E’ questo! E’ la vicinanza
educativa. Quella che spaventa perché non è autorità né amicizia ma è quella
che rende molto sottili seppur non assenti i confini tra docenza e alunni,
quella che accorcia le distanze di genere e di generazione, quella che permette
di traghettare i bambini e i ragazzi ovunque, nel domani, nel futuro, nelle
sfide impegnative e faticose, quella che insegna la vita al di là dei
contenuti. Ma quella roba qui dove la si compra? Non si compra e non si vende.
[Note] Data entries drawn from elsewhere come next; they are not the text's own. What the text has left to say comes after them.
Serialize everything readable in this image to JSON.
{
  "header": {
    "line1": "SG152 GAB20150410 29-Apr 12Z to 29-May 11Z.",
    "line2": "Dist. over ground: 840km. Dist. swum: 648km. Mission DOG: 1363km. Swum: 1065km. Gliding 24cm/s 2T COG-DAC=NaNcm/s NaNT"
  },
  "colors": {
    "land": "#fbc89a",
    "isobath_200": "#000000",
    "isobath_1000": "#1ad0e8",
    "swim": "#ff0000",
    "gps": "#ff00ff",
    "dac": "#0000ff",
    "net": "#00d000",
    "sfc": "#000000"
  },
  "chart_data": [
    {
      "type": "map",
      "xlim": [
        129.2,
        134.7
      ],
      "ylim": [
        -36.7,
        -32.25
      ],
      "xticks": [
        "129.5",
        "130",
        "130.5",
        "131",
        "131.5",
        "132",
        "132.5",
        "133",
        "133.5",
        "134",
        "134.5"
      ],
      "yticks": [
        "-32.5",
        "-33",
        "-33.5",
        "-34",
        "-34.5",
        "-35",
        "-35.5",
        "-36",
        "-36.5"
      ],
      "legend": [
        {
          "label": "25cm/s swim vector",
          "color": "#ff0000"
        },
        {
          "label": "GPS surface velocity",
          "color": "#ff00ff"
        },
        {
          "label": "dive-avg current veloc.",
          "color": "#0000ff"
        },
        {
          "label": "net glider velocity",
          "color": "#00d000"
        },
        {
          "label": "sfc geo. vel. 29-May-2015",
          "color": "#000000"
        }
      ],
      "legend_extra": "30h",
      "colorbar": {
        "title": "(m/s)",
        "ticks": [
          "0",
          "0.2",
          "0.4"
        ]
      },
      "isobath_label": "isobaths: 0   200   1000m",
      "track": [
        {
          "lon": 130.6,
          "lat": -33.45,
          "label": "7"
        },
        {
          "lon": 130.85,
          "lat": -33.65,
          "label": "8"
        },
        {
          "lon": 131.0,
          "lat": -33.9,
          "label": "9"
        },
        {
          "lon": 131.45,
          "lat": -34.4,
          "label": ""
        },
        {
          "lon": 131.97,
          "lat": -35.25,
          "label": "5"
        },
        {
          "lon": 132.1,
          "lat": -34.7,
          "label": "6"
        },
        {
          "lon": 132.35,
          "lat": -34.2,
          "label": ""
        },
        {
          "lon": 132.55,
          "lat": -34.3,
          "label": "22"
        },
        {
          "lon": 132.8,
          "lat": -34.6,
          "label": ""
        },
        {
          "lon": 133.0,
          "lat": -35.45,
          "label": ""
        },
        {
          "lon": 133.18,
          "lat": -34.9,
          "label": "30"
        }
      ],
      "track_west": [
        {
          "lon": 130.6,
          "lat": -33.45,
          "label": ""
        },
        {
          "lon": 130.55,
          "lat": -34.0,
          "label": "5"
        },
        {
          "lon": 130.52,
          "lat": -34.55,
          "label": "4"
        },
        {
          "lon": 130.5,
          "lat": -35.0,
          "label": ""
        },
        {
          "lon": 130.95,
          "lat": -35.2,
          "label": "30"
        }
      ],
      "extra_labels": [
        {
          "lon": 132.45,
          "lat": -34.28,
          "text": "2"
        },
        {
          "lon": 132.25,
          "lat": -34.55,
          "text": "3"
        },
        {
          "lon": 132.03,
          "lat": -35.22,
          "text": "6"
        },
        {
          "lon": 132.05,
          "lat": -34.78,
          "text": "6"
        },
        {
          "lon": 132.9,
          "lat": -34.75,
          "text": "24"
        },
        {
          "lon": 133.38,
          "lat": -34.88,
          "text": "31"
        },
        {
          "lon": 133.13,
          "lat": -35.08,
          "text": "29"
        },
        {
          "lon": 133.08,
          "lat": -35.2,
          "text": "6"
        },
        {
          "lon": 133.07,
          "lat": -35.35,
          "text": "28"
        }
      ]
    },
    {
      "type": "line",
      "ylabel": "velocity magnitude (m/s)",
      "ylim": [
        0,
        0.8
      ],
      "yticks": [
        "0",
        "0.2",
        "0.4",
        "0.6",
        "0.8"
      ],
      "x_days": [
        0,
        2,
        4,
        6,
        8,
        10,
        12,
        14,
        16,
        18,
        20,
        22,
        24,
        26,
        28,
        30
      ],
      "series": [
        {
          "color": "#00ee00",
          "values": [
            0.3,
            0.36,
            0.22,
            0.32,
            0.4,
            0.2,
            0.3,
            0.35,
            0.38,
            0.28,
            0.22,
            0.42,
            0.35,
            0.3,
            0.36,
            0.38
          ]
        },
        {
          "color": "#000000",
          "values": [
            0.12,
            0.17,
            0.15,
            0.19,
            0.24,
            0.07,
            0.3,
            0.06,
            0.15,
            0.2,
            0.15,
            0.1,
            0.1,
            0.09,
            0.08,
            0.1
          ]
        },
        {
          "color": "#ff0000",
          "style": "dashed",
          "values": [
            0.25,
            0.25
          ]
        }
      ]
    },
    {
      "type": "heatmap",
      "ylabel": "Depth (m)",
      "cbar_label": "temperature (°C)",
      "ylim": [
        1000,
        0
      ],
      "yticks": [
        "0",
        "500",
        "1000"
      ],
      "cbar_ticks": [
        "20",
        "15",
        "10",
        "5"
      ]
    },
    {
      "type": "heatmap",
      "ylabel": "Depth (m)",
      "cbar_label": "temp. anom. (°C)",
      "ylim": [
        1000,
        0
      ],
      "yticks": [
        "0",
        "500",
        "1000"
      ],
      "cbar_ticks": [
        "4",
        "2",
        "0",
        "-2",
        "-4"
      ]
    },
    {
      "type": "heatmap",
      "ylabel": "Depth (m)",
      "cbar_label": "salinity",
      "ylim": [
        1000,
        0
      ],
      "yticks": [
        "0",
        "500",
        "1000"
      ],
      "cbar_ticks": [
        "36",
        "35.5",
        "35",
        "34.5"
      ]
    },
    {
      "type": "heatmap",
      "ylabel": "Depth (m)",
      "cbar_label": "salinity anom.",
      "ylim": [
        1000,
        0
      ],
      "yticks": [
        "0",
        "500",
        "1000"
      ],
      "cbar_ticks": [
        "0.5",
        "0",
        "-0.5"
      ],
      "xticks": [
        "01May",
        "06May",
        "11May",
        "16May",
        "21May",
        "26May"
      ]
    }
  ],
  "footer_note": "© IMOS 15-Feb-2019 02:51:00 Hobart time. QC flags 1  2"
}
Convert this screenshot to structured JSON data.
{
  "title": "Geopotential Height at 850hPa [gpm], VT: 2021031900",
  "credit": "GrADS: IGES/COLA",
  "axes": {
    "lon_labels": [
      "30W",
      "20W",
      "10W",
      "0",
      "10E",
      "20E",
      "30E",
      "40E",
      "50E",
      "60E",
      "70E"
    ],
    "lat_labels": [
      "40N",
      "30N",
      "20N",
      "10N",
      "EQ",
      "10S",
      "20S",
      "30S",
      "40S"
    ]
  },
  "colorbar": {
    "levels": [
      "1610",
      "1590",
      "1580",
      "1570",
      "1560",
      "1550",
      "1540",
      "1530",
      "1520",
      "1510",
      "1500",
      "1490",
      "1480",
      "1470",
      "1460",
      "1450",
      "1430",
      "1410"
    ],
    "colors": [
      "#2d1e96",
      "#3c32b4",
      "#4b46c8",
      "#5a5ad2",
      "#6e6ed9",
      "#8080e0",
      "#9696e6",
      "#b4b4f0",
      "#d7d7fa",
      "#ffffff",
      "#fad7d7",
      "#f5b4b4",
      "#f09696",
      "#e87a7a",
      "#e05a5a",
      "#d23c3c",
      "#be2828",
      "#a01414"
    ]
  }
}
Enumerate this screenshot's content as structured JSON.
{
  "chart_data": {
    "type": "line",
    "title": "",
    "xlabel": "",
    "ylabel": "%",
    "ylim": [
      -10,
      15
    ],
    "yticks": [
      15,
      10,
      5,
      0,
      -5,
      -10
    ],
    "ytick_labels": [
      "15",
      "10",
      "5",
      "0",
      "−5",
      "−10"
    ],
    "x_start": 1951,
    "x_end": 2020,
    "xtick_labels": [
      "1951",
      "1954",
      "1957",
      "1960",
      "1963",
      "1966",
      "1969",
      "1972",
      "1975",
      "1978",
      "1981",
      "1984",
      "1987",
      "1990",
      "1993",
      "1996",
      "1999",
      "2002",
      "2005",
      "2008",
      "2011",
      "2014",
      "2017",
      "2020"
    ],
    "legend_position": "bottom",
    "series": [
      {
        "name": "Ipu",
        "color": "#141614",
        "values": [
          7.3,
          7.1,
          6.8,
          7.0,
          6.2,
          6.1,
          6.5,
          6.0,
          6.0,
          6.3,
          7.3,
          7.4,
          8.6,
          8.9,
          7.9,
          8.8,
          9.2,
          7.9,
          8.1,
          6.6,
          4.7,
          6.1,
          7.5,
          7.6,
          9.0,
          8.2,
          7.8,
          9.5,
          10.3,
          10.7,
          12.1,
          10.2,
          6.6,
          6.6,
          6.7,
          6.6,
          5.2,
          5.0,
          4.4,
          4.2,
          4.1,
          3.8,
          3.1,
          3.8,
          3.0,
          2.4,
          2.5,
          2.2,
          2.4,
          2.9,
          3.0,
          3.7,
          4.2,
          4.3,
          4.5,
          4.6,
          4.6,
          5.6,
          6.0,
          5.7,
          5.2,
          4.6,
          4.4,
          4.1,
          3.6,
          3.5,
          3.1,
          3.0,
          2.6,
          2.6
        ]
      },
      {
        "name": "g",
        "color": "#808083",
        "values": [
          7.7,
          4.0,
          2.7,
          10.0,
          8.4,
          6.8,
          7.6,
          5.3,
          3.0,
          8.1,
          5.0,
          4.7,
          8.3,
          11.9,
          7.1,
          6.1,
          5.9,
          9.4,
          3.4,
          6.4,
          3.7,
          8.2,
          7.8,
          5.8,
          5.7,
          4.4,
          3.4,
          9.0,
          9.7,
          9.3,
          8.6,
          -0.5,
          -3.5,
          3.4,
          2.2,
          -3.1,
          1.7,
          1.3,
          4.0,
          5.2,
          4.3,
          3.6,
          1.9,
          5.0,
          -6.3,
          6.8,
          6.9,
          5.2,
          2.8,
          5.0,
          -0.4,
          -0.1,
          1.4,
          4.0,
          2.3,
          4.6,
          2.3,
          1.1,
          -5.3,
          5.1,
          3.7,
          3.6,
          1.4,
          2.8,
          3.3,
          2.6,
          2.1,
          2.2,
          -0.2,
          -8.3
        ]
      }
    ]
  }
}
Quella roba qui si è e basta!
Essere educatore dentro all’essere
genitore significa avere quella capacità empatica di sintonizzarsi sulle corde
altrui per scovare le possibilità con cui costruire una relazione
com-passionevole. Significa ascoltare e non sentire. Significa chiedere e
cercar risposte. Significa vedere oltre. Voler esserci significa trasmettere ai
bambini e ai ragazzi la propria passione per ciò che pensiamo, facciamo e
infine diciamo. Agire da educatore significa credere fermamente che il nostro
essere sia un punto fermo per loro. Agire nelle proprie idee, saperle esprimere
e sostenere anche sbagliando, cadere e rialzarsi, chiedere scusa, chiedere
aiuto, ammettere il nostro essere “finiti” ammettendo di non conoscere e
cercando magari di scoprire insieme. Questo è ciò che i figli vogliono da noi. Vogliono
che ci siamo. Che siamo lì con loro.